Book Group: Mary Dejevsky reviews 'The Plot Against America' by Philip Roth
Dark line between truth and fiction
The plot of the novel is, of course, fiction. And Roth leaves the reader with no excuse for believing anything else. He supplies a postscript underlining that The Plot against America is "a work of fiction" and clarifying precisely where his fictitious account diverges from real life. This is a wise precaution, perhaps, given the state and selectivity of historical knowledge on his side of the Atlantic and on ours.
The aviator Charles Lindbergh was sympathetic to Nazi Germany, but he never did become president of the United States. There was a strong strain of isolationism in pre-war America, but the US was never allied overtly or covertly with Nazi Germany. There was anti-Semitism in certain circles, but there were no laws that compelled the cultural assimilation of American Jews.

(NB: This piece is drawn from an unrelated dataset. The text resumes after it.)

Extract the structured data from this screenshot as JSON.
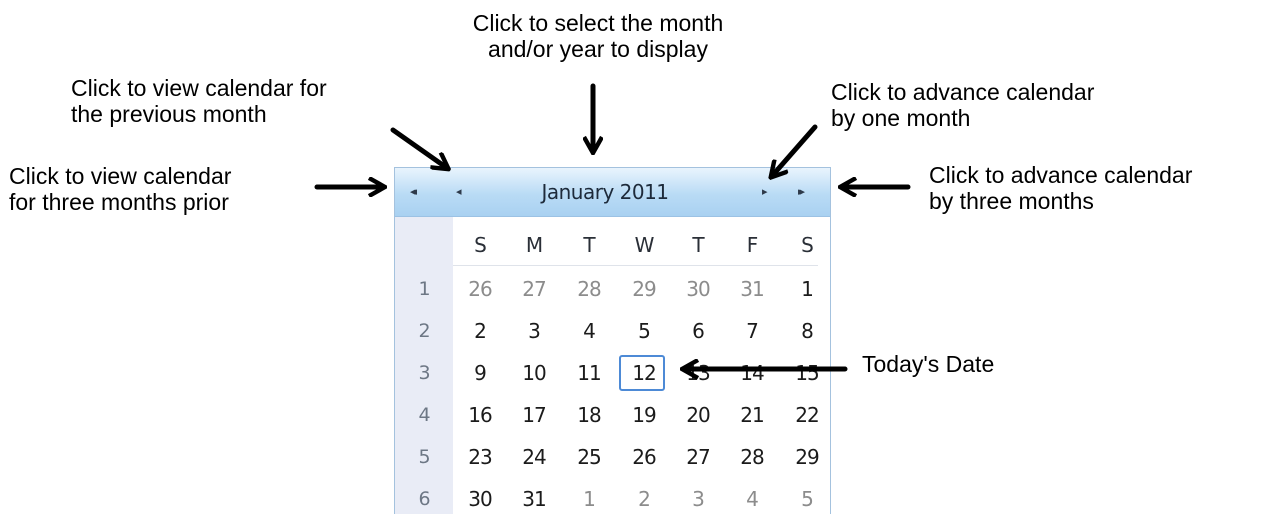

The bigger questions this novel poses, though, relate less to whether it did happen than to whether something like it could happen. Is US society tolerant enough of difference, is its Constitution sufficiently robust to protect all Americans and US democracy? For while this is a novel about one minority, it could easily be about others: black Americans over the past century and a half, or Muslim Americans in the aftermath of 11 September.
The most troubling aspect of Roth's novel is that the dark side corresponds so closely to so much in the mood of today's America - the isolationism, the simplistic zeal of the Christian politicians, and the elevation of white American "wholesomeness" into a universal cultural command. The saving graces, meanwhile - the twists that Roth introduces to produce an almost-happy ending - are among the least plausible components of the story.
So, could it happen? No. Could something like this happen, in the long run, after more 9/11s? I could not rule it out altogether. Or perhaps, as in The Plot against America, common human decency would just about prevail.